The latest issue of Le Temps reports that the leadership of the POB was unanimously in favor of Spaak’s proposal authorizing the leaders to enter a cabinet of national unity. If this is true, it would be an act of consummate betrayal. In this case we should unleash a relentless campaign against Spaak. Unfortunately Spaak’s general attitude does not allow me to speak in advance: the information in Temps might be false. Spaak’s position remains ambiguous and we cannot identify ourselves with him even if the dispatch in Temps is false.

La Voix frequently writes: “The leaders of the POB do not understand, do not see, etc.” This is not correct. They understand and they see everything but for the most part they are beneficiaries of the bourgeois regime. Our mission is not to educate Vandervelde, Anseele and Company but to denounce them. We can do this in a reserved manner if conditions require it, but never on a false note.
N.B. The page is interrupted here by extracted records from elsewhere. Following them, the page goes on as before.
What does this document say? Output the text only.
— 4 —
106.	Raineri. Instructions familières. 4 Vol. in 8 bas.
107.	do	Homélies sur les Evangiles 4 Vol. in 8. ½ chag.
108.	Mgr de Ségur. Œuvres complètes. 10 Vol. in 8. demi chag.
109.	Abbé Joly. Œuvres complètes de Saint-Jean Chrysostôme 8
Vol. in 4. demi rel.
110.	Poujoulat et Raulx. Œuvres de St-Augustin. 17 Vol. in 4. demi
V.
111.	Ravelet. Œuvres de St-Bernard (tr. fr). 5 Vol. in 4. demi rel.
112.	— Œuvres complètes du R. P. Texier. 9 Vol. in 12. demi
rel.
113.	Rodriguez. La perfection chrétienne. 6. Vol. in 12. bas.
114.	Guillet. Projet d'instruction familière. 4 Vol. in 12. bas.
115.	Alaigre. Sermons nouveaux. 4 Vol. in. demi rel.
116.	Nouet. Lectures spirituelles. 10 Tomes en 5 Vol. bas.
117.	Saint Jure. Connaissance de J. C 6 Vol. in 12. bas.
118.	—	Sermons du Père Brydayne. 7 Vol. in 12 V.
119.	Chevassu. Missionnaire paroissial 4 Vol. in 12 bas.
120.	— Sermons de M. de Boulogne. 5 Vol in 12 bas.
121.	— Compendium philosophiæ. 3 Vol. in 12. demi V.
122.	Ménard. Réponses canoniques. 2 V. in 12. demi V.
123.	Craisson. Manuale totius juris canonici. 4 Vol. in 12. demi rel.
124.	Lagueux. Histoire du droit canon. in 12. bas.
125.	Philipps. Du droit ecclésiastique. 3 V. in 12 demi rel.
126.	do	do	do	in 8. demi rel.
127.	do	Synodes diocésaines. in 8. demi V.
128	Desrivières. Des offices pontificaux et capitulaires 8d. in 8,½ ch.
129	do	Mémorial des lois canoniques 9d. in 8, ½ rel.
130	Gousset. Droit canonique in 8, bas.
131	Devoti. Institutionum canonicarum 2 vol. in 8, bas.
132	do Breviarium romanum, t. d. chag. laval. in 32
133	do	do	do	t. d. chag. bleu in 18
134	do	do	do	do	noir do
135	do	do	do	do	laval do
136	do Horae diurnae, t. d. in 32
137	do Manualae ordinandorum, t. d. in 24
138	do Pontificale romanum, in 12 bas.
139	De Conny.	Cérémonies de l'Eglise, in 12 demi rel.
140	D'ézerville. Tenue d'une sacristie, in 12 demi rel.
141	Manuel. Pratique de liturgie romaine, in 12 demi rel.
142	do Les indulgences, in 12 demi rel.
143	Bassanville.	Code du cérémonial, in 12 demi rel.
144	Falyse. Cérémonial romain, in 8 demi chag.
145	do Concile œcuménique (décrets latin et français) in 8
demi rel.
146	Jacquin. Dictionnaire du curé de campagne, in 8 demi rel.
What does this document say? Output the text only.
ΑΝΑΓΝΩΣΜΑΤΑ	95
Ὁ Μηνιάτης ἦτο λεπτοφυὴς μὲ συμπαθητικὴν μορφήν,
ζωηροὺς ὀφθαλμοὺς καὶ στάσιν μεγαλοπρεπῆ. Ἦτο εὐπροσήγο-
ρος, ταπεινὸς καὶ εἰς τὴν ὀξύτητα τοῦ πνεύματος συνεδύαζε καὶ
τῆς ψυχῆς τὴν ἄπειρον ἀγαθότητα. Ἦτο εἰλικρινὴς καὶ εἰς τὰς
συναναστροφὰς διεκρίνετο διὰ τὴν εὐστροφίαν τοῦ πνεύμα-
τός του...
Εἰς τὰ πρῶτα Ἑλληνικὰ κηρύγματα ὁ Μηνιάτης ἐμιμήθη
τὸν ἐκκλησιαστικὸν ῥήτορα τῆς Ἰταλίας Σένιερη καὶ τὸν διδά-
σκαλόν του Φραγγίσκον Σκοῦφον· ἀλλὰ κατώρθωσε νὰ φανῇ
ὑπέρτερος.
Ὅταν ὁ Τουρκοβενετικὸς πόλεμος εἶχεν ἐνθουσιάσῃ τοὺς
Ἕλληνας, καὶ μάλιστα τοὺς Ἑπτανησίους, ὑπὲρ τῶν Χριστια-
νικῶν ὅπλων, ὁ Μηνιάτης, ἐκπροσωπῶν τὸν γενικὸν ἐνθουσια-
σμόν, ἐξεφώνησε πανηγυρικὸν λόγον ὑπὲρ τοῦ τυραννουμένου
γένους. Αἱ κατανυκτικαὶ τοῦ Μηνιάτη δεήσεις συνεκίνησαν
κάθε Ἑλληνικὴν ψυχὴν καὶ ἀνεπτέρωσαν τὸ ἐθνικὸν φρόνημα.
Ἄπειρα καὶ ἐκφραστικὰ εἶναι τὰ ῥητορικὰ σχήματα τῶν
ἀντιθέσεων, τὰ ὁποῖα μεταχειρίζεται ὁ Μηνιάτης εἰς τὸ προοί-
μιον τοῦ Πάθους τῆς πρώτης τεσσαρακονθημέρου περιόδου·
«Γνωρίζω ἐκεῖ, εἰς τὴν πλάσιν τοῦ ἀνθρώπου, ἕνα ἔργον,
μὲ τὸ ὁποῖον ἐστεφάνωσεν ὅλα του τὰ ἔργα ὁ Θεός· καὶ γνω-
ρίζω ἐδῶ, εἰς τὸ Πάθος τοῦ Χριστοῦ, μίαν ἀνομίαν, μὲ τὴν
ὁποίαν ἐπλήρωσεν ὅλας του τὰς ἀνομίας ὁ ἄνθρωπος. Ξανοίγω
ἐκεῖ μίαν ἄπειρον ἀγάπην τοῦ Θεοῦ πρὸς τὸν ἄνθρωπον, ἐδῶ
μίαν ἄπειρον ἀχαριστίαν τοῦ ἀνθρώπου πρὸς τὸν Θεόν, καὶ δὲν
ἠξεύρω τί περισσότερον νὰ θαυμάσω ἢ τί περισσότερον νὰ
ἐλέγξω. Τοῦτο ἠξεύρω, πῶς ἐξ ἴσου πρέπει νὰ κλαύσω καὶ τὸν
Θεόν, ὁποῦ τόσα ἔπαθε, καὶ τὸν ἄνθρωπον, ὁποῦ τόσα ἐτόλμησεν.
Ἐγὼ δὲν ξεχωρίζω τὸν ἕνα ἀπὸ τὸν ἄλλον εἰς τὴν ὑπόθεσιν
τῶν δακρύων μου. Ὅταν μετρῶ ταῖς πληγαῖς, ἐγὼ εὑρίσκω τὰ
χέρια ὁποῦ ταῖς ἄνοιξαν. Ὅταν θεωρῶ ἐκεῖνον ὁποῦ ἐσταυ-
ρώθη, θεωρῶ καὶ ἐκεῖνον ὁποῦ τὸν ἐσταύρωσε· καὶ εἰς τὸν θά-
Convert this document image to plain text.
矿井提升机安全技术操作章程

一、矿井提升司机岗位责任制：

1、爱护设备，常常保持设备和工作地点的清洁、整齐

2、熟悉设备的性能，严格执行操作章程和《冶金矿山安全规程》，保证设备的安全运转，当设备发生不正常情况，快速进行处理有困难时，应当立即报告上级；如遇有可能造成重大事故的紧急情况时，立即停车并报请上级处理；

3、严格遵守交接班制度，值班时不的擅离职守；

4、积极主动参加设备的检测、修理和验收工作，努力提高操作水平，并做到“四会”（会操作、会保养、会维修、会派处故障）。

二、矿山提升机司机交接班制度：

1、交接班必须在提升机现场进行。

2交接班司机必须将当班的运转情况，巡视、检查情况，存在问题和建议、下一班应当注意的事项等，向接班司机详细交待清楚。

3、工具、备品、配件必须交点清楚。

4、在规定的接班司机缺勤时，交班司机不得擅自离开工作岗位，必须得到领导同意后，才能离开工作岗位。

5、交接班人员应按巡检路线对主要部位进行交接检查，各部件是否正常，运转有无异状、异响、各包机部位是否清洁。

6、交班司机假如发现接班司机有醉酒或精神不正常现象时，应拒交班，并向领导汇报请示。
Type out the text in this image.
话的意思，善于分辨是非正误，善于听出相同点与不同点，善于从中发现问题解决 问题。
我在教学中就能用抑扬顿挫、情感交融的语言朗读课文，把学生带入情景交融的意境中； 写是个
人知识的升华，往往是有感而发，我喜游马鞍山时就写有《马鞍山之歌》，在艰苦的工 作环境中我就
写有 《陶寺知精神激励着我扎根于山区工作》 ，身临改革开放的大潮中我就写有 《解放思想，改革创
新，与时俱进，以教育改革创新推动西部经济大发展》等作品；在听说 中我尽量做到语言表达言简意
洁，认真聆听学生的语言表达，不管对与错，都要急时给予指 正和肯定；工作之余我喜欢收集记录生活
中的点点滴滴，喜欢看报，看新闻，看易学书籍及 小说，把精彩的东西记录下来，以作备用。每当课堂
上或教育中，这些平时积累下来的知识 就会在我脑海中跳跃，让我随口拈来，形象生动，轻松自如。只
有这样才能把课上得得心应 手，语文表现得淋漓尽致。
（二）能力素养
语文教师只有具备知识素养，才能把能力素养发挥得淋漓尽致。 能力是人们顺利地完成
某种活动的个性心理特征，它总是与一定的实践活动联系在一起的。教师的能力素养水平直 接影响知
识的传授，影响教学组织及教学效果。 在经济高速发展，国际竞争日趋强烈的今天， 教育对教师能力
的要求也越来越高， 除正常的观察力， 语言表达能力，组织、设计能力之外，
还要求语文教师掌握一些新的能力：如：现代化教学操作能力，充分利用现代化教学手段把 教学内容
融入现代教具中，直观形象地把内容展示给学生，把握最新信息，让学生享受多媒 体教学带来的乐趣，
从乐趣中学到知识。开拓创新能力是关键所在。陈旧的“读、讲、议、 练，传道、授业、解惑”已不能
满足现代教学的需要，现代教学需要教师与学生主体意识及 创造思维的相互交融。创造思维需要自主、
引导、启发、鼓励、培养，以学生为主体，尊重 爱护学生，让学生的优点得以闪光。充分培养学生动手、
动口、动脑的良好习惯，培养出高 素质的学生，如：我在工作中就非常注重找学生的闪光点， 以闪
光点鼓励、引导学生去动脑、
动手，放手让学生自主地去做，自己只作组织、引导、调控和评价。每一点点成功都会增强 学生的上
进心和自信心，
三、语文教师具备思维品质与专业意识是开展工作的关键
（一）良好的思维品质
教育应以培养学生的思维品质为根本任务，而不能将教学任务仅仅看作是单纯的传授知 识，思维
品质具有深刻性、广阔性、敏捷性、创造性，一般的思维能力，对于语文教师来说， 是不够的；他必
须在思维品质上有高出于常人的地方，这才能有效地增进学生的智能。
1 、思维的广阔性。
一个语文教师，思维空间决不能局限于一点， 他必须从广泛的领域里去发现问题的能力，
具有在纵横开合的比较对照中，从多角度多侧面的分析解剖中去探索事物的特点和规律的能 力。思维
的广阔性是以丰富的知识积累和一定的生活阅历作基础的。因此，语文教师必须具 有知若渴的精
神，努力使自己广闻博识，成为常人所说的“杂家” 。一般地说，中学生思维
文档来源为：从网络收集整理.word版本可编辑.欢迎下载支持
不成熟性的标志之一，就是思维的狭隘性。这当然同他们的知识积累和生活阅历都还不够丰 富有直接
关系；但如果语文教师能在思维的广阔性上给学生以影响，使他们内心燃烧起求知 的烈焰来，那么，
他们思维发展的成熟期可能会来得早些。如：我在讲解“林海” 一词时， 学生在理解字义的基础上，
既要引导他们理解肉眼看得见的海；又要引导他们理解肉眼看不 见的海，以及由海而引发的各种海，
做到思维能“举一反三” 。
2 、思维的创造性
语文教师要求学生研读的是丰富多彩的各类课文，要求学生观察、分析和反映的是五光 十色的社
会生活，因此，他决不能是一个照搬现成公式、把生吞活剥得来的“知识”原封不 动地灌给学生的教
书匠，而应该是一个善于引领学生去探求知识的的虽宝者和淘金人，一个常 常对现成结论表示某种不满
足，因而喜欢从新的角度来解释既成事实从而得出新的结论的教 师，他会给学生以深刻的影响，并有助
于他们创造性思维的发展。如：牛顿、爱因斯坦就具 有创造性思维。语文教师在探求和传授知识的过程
It is shocking to read in La Voix that the general strike is a “legal” method, etc. The general strike has always been emasculated in Belgium by restricting it into the bed of legality. The very essence of the general strike is that in paralyzing the governmental apparatus, it thereby paralyzes conditions of legality and obliterates the dividing line between legal and illegal actions. It is precisely by this procedure that the general strike poses the question of power.

These are a few observations which I want to make to you.